Trump led the charge, telling his almost 23 million Twitter followers on Sunday morning: “Our country needs strong borders and extreme vetting, NOW. Look what is happening all over Europe and, indeed, the world — a horrible mess!”
The president was putting Americans first, White House spokesman Sean Spicer said on ABC’s “This Week” program. The 109 people held by immigration authorities on Saturday were simply “slowed down” in entering the US, he said, because “the safety of the American citizens, the safety of our country has got to be paramount.”
Two judges temporarily blocked the administration late Saturday from enforcing portions of his order to halt immigration and entry from countries that include Iraq, Yemen and Syria.

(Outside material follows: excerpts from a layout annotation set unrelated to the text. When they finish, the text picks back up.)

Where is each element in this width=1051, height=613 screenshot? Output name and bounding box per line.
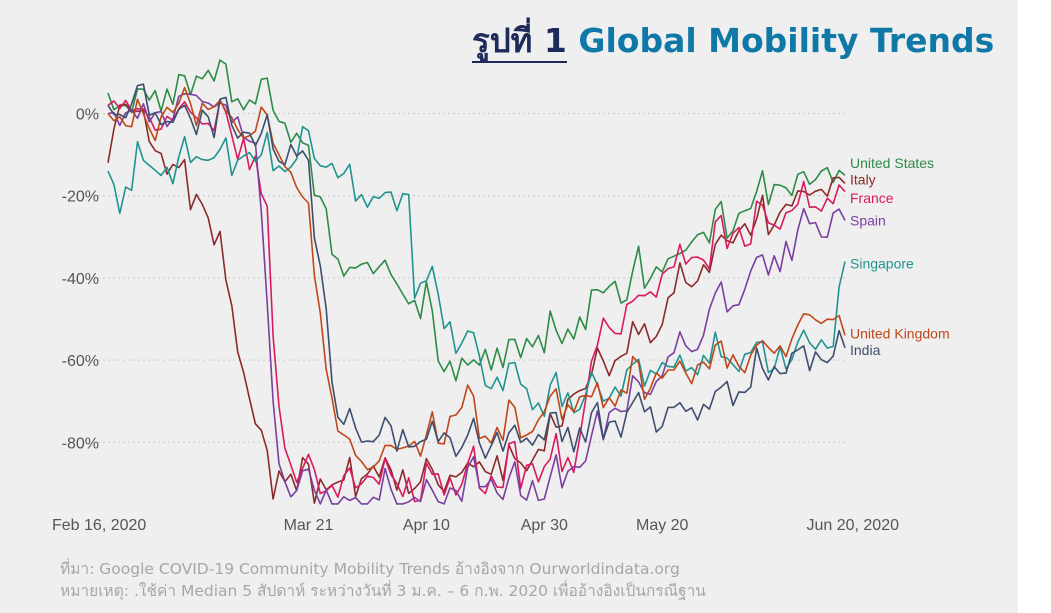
- y-tick-label: -60%: [62, 353, 99, 370]
- x-tick-label: Apr 10: [403, 517, 450, 534]
- source-note: ที่มา: Google COVID-19 Community Mobilit…: [60, 560, 680, 578]
- chart-panel: [0, 0, 1018, 613]
- title-main: Global Mobility Trends: [578, 21, 995, 60]
- legend-spain: Spain: [850, 212, 886, 228]
- legend-united-states: United States: [850, 155, 934, 171]
- x-tick-label: Apr 30: [521, 517, 568, 534]
- legend-italy: Italy: [850, 171, 876, 187]
- legend-france: France: [850, 190, 894, 206]
- x-tick-label: Jun 20, 2020: [806, 517, 899, 534]
- y-tick-label: -80%: [62, 435, 99, 452]
- y-tick-label: -40%: [62, 271, 99, 288]
- series-line-united-states: [107, 59, 846, 382]
- y-tick-label: -20%: [62, 189, 99, 206]
- chart-title: รูปที่ 1 Global Mobility Trends: [472, 14, 994, 67]
- x-tick-label: May 20: [636, 517, 689, 534]
- mobility-line-chart: 0% -20% -40% -60% -80% Feb 16, 2020 Mar 21 Apr …: [52, 59, 950, 534]
- legend-united-kingdom: United Kingdom: [850, 325, 950, 341]
- series-line-united-kingdom: [107, 86, 846, 471]
- y-tick-label: 0%: [76, 107, 99, 124]
- series-line-india: [107, 83, 846, 459]
- legend-singapore: Singapore: [850, 256, 914, 272]
- title-prefix: รูปที่ 1: [472, 21, 567, 63]
- remark-note: หมายเหตุ: .ใช้ค่า Median 5 สัปดาห์ ระหว่…: [60, 582, 706, 600]
- legend-india: India: [850, 342, 881, 358]
- x-tick-label: Mar 21: [284, 517, 334, 534]
- series-line-france: [107, 99, 846, 503]
- series-line-singapore: [107, 125, 846, 418]
- series-line-italy: [107, 103, 846, 504]
- x-tick-label: Feb 16, 2020: [52, 517, 146, 534]
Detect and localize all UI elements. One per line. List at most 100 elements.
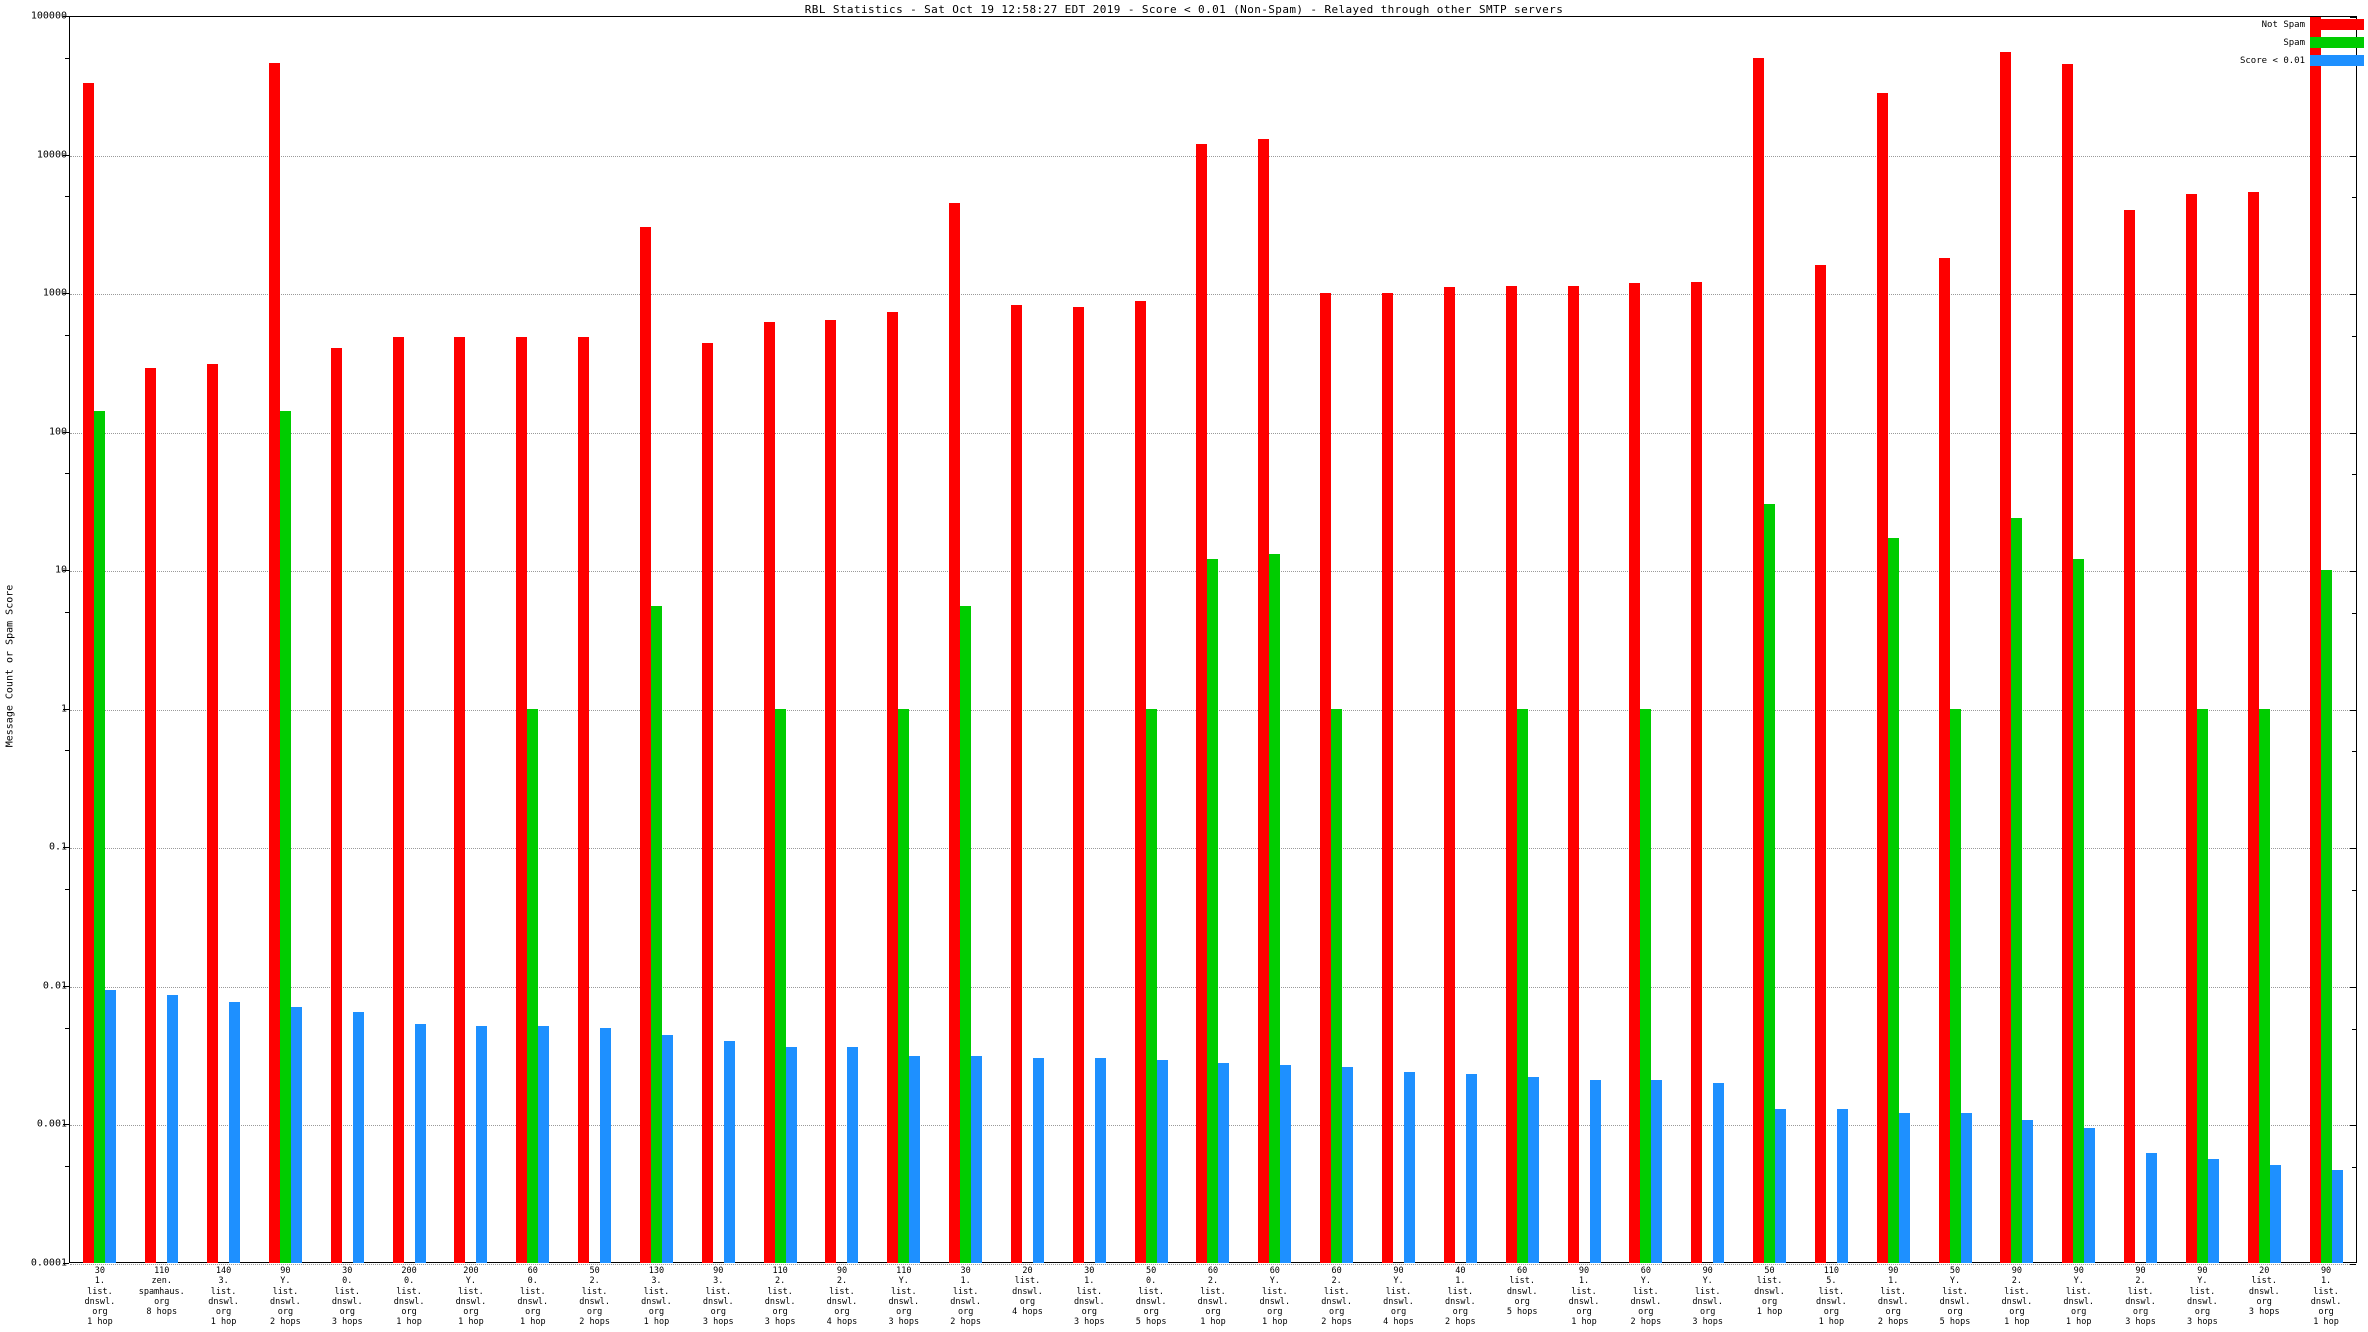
- bar-not-spam[interactable]: [516, 337, 528, 1263]
- bar-not-spam[interactable]: [1010, 305, 1022, 1263]
- bar-score[interactable]: [2269, 1164, 2281, 1263]
- bar-score[interactable]: [1898, 1113, 1910, 1263]
- bar-spam[interactable]: [1207, 559, 1219, 1263]
- bar-not-spam[interactable]: [887, 312, 899, 1263]
- bar-score[interactable]: [1465, 1074, 1477, 1263]
- bar-score[interactable]: [1156, 1060, 1168, 1263]
- bar-not-spam[interactable]: [1753, 57, 1765, 1263]
- bar-score[interactable]: [290, 1006, 302, 1263]
- bar-score[interactable]: [167, 994, 179, 1263]
- bar-score[interactable]: [1280, 1064, 1292, 1263]
- bar-spam[interactable]: [2073, 559, 2085, 1263]
- bar-spam[interactable]: [650, 606, 662, 1263]
- bar-score[interactable]: [2331, 1169, 2343, 1263]
- bar-score[interactable]: [229, 1001, 241, 1263]
- bar-not-spam[interactable]: [1072, 306, 1084, 1263]
- bar-not-spam[interactable]: [1443, 287, 1455, 1263]
- bar-score[interactable]: [1960, 1113, 1972, 1263]
- bar-not-spam[interactable]: [330, 348, 342, 1263]
- bar-score[interactable]: [1836, 1108, 1848, 1263]
- bar-score[interactable]: [2146, 1153, 2158, 1263]
- bar-spam[interactable]: [1516, 708, 1528, 1263]
- bar-score[interactable]: [1094, 1058, 1106, 1263]
- bar-spam[interactable]: [1764, 504, 1776, 1263]
- bar-not-spam[interactable]: [1196, 143, 1208, 1263]
- bar-score[interactable]: [1713, 1082, 1725, 1263]
- bar-not-spam[interactable]: [1876, 92, 1888, 1263]
- bar-score[interactable]: [600, 1027, 612, 1263]
- bar-spam[interactable]: [2320, 570, 2332, 1263]
- bar-not-spam[interactable]: [145, 367, 157, 1263]
- bar-spam[interactable]: [774, 708, 786, 1263]
- x-tick-label: 60 0. list. dnswl. org 1 hop: [517, 1266, 549, 1328]
- bar-score[interactable]: [1032, 1058, 1044, 1263]
- bar-not-spam[interactable]: [207, 363, 219, 1263]
- bar-score[interactable]: [414, 1024, 426, 1263]
- bar-spam[interactable]: [1640, 708, 1652, 1263]
- bar-not-spam[interactable]: [1629, 283, 1641, 1263]
- legend-item[interactable]: Not Spam: [2214, 18, 2364, 31]
- bar-spam[interactable]: [2011, 517, 2023, 1263]
- bar-spam[interactable]: [279, 411, 291, 1263]
- bar-score[interactable]: [723, 1041, 735, 1263]
- bar-spam[interactable]: [898, 708, 910, 1263]
- bar-not-spam[interactable]: [825, 319, 837, 1263]
- bar-not-spam[interactable]: [392, 337, 404, 1263]
- bar-score[interactable]: [105, 990, 117, 1263]
- grid-line: [70, 294, 2356, 296]
- bar-not-spam[interactable]: [454, 337, 466, 1263]
- bar-score[interactable]: [909, 1056, 921, 1263]
- legend-item[interactable]: Score < 0.01: [2214, 54, 2364, 67]
- bar-score[interactable]: [476, 1026, 488, 1263]
- bar-not-spam[interactable]: [1814, 264, 1826, 1263]
- bar-score[interactable]: [1651, 1079, 1663, 1263]
- bar-not-spam[interactable]: [1134, 300, 1146, 1263]
- bar-score[interactable]: [1775, 1108, 1787, 1263]
- bar-score[interactable]: [538, 1026, 550, 1263]
- bar-spam[interactable]: [94, 411, 106, 1263]
- bar-not-spam[interactable]: [949, 202, 961, 1263]
- bar-score[interactable]: [2207, 1159, 2219, 1263]
- bar-not-spam[interactable]: [578, 337, 590, 1263]
- bar-score[interactable]: [1404, 1071, 1415, 1263]
- bar-not-spam[interactable]: [763, 321, 775, 1263]
- bar-not-spam[interactable]: [1505, 286, 1517, 1263]
- bar-spam[interactable]: [1949, 708, 1961, 1263]
- bar-score[interactable]: [661, 1035, 673, 1263]
- bar-score[interactable]: [1218, 1062, 1230, 1263]
- bar-not-spam[interactable]: [1320, 293, 1332, 1263]
- bar-not-spam[interactable]: [2124, 209, 2136, 1263]
- bar-score[interactable]: [1527, 1077, 1539, 1263]
- bar-score[interactable]: [1342, 1066, 1354, 1263]
- bar-not-spam[interactable]: [2247, 191, 2259, 1263]
- bar-not-spam[interactable]: [1691, 282, 1703, 1263]
- bar-score[interactable]: [2022, 1120, 2034, 1263]
- legend-item[interactable]: Spam: [2214, 36, 2364, 49]
- bar-score[interactable]: [352, 1011, 364, 1263]
- bar-score[interactable]: [971, 1056, 983, 1263]
- bar-not-spam[interactable]: [1567, 285, 1579, 1263]
- bar-spam[interactable]: [527, 708, 539, 1263]
- bar-spam[interactable]: [2196, 708, 2208, 1263]
- bar-not-spam[interactable]: [83, 82, 95, 1263]
- bar-spam[interactable]: [1269, 554, 1281, 1263]
- bar-not-spam[interactable]: [1258, 138, 1270, 1263]
- bar-score[interactable]: [1589, 1079, 1601, 1263]
- bar-not-spam[interactable]: [2309, 17, 2321, 1263]
- bar-spam[interactable]: [960, 606, 972, 1263]
- bar-not-spam[interactable]: [2000, 51, 2012, 1263]
- bar-not-spam[interactable]: [2185, 193, 2197, 1263]
- bar-spam[interactable]: [1887, 538, 1899, 1263]
- bar-not-spam[interactable]: [639, 227, 651, 1263]
- bar-not-spam[interactable]: [2062, 64, 2074, 1263]
- bar-spam[interactable]: [2258, 708, 2270, 1263]
- bar-not-spam[interactable]: [701, 342, 713, 1263]
- bar-spam[interactable]: [1331, 708, 1343, 1263]
- bar-not-spam[interactable]: [1382, 292, 1393, 1263]
- bar-score[interactable]: [847, 1047, 859, 1263]
- bar-spam[interactable]: [1145, 708, 1157, 1263]
- bar-score[interactable]: [2084, 1127, 2096, 1263]
- bar-not-spam[interactable]: [1938, 257, 1950, 1263]
- bar-not-spam[interactable]: [268, 62, 280, 1263]
- bar-score[interactable]: [785, 1047, 797, 1263]
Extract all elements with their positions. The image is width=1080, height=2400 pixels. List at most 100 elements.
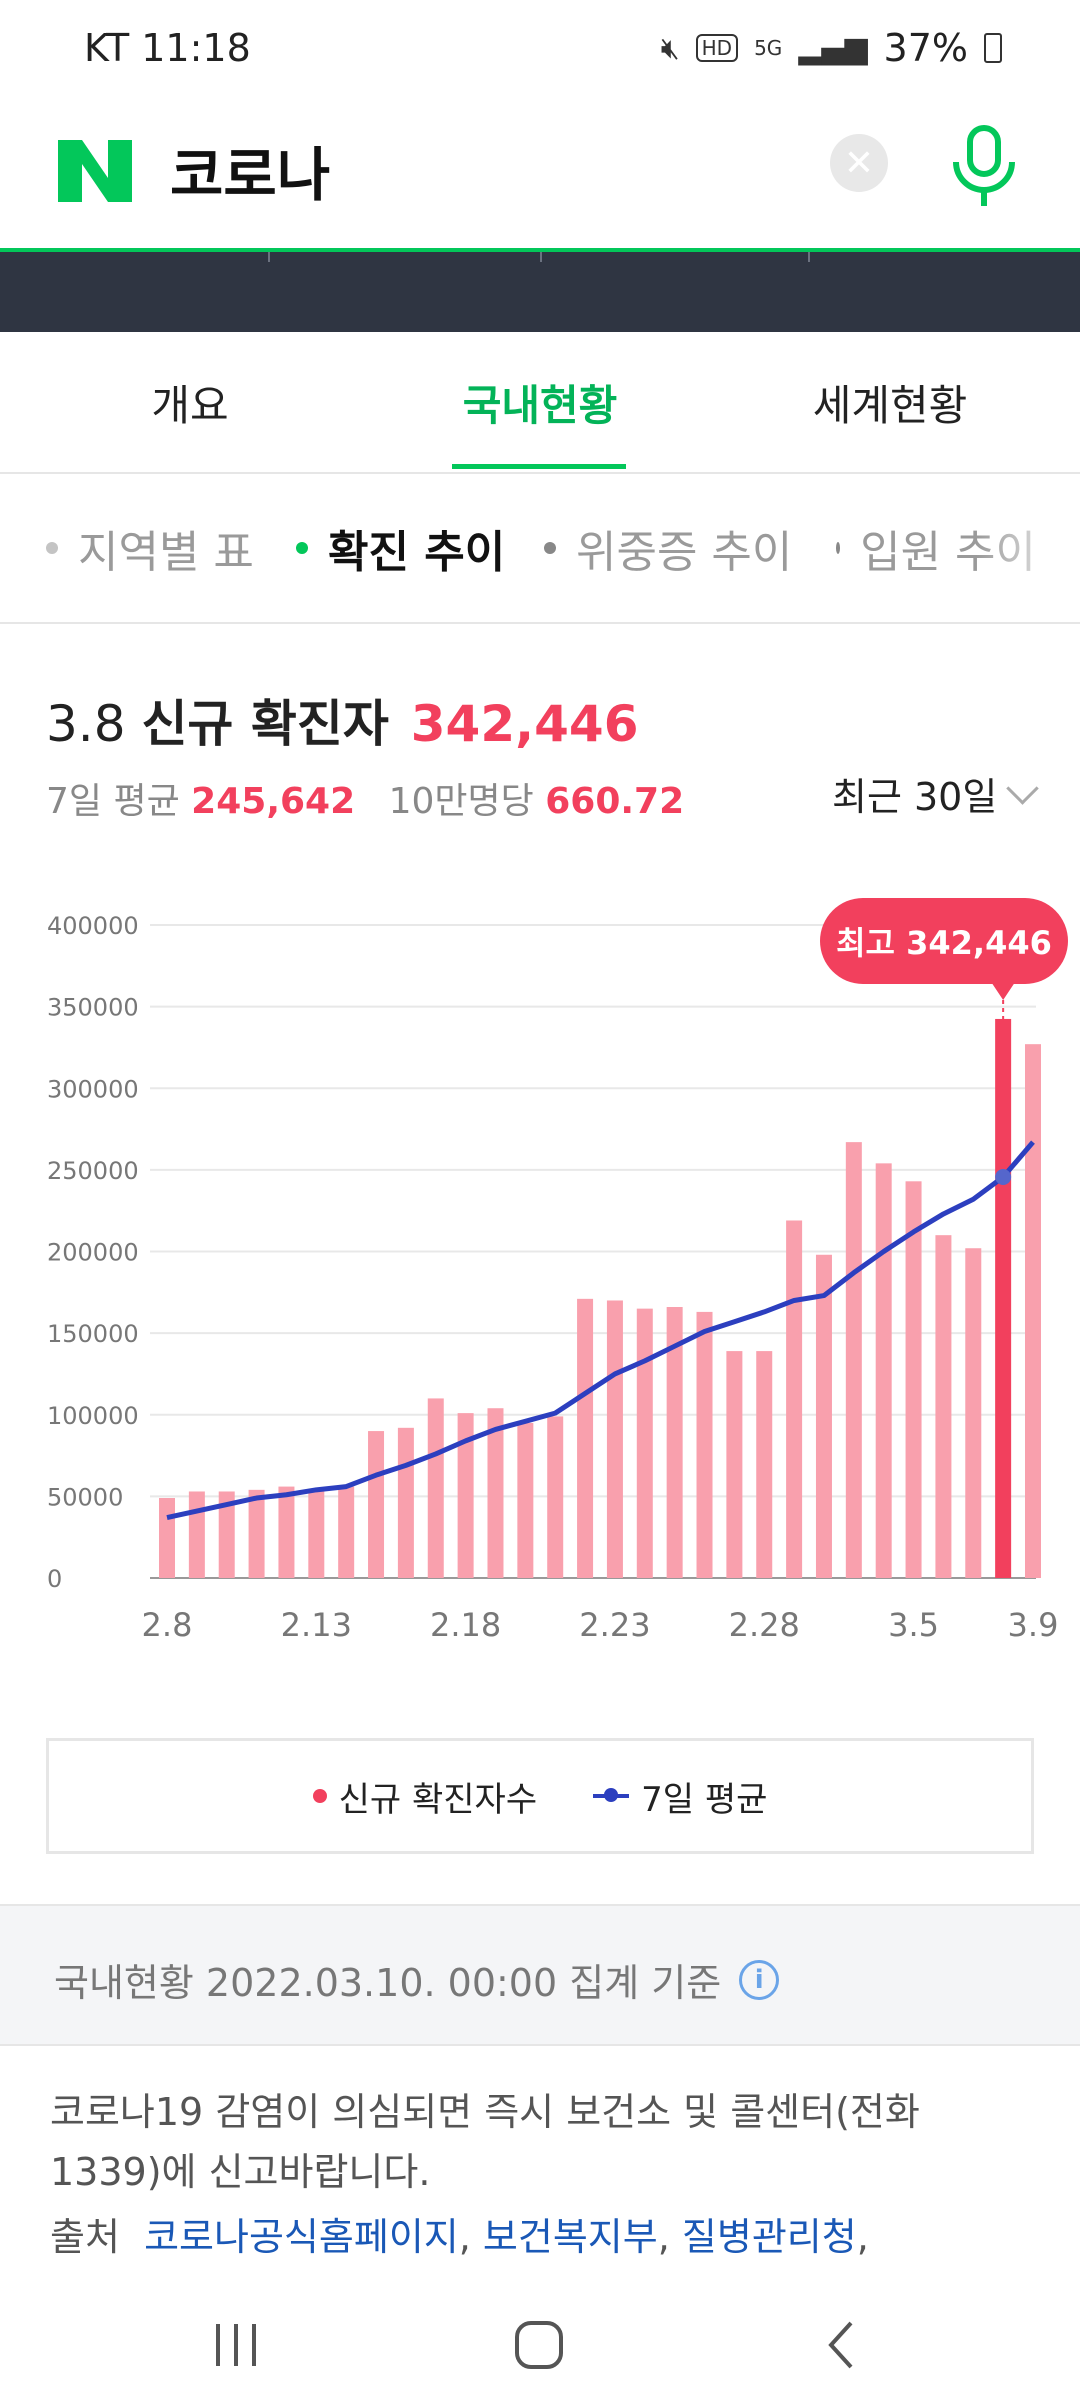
bar <box>935 1235 952 1578</box>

The move came at the end of a day when a number of students, refugees and dual citizens were stuck overseas or detained, and some businesses, including Google, warned employees from those countries not to risk leaving the US Spontaneous protests erupted at a number of airports around the nation.
Senate Majority Leader Mitch McConnell in his first public statement on the order, expressed opposition to “religious tests” for immigration restrictions.
“It’s hopefully going to be decided in the courts as to whether or not this has gone too far,” McConnell, a Kentucky Republican, said on the ABC program. “I don’t what to criticise them for improving vetting. I think we need to be careful. We don’t have religious tests in this country.”
Senator Rob Portman, an Ohio Republican, said tighter screening of those entering the US is needed but urged that “we just slow down” and make sure it’s properly targeted.
“It is not a ban” on Muslims, Portman said on CNN’s “State of the Union.” “However, I think it was not properly vetted. So, you have an ‘extreme vetting’ proposal that didn’t get the vetting it should have had, and as the result, in the implementation, we’ve seen some problems.”
Senator Orrin Hatch, a Utah Republican, said in a statement Saturday that “as a lifelong member of the Church of Jesus Christ of Latter-day Saints, I am acutely aware that many of my own ancestors — as well as the ancestors of many other Latter-day Saints — were themselves refugees, religious minorities violently driven from their homes.”
The Department of Homeland Security said it will continue to enforce all of Trump’s orders “in a manner that ensures the safety and security of the American people.” At the same time, the agency said in a statement Sunday that it will comply with judicial orders.
At an Oval Office ceremony on Saturday to sign three other executive actions, Trump said the move to suspend refugee resettlements into the US was “not a Muslim ban” and was “working out very nicely” at airports around the country. “I think it’s going to be very successful,” he said.